DDH & rédacteur en chef
Myanmar Now news agency
Schuman Award for Human Rights
2018

The European Union in Myanmar honoured Cheery Zahau, Ko Swe Win and Daw Khin Than Htwe with this year's Schuman Award for Human Rights. The three activists and human rights defenders received the award recognising their outstanding merits in promoting human rights and fundamental freedoms in Myanmar.

Ramon Magsaysay Award
2019

In electing Ko Swe Win to receive the 2019 Ramon Magsaysay Award for Emergent Leadership, the board of trustees recognizes his undaunted commitment to practice independent, ethical, and socially engaged journalism in Myanmar; his incorruptible sense of justice and unflinching pursuit of the truth in crucial but underreported issues; and his resolute insistence that it is in the quality and force of media’s truth-telling that we can convincingly protect human rights in the world.

 

Ko Swe Win est défenseur des droits humains et rédacteur en chef de l'agence de presse Myanmar Now.
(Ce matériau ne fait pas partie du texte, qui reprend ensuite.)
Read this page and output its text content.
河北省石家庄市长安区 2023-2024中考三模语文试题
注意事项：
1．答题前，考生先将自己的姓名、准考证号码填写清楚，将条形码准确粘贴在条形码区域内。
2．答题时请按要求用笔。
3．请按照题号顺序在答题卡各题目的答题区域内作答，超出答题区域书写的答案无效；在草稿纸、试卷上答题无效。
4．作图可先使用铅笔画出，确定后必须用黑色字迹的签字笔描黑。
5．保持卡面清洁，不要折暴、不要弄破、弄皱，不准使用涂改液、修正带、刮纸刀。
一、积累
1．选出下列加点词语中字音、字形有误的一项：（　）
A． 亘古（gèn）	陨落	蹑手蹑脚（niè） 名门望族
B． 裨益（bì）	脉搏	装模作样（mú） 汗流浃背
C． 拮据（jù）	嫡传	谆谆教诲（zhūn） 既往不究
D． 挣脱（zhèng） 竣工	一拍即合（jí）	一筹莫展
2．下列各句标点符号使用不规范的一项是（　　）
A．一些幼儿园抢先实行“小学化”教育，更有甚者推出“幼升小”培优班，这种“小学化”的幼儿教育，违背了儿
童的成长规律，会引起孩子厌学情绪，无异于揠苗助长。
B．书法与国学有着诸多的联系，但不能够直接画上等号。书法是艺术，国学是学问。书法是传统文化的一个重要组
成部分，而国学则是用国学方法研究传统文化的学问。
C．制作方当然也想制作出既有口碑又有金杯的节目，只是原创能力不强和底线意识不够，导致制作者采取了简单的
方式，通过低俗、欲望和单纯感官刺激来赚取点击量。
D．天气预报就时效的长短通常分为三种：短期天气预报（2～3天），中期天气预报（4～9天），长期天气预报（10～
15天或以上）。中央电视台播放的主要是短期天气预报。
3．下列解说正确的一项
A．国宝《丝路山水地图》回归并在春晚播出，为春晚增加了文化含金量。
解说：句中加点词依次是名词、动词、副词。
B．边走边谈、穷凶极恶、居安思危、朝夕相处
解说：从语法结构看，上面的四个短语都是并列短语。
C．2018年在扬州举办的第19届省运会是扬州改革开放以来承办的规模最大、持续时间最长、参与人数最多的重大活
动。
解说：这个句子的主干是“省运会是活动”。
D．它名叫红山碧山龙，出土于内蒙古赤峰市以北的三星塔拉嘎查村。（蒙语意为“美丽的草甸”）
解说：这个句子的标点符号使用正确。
De 1998 à 2005, il a passé sept ans en prison pour avoir distribué des documents contre la junte. Il a ensuite été l'un des principaux reporters du magasine Irrawaddy, et en freelance pour des publications internationales telles que le New York Times. Ko Swe Win a beaucoup écrit sur des affaires relatives aux droits humains, notamment des cas de blessures physiques ou de décès, de détentions illégales ou d'erreurs judiciaires. En septembre 2016, il a reçu le Certificat d'honneur du Président, remis par le ministre birman de l'Information, pour un reportage d'investigation qu'il a écrit et dans lequel il dénonce les abus sur des employées de maison adolescentes par leur employeur, un tailleur à Yangon.

Les menaces contre les DDH travaillant dans le domaine des droits économiques, sociaux et culturels ont augmenté. Les DDH qui soutiennent les communautés affectées par le projet minier de Letpadaung sont régulièrement victimes d'acharnement judiciaire, arrestations, emprisonnement et ne sont pas autorisés à se déplacer dans la zone. Les violences contre les apatrides Rohingya dans l'État d'Arakan et contre la population musulmane mettent en danger les DDH Rohingyas et musulmans, tandis que les leaders communautaires qui promeuvent le dialogue interconfessionnel et qui documentent les violations des droits humains sont arrêtés et accusés.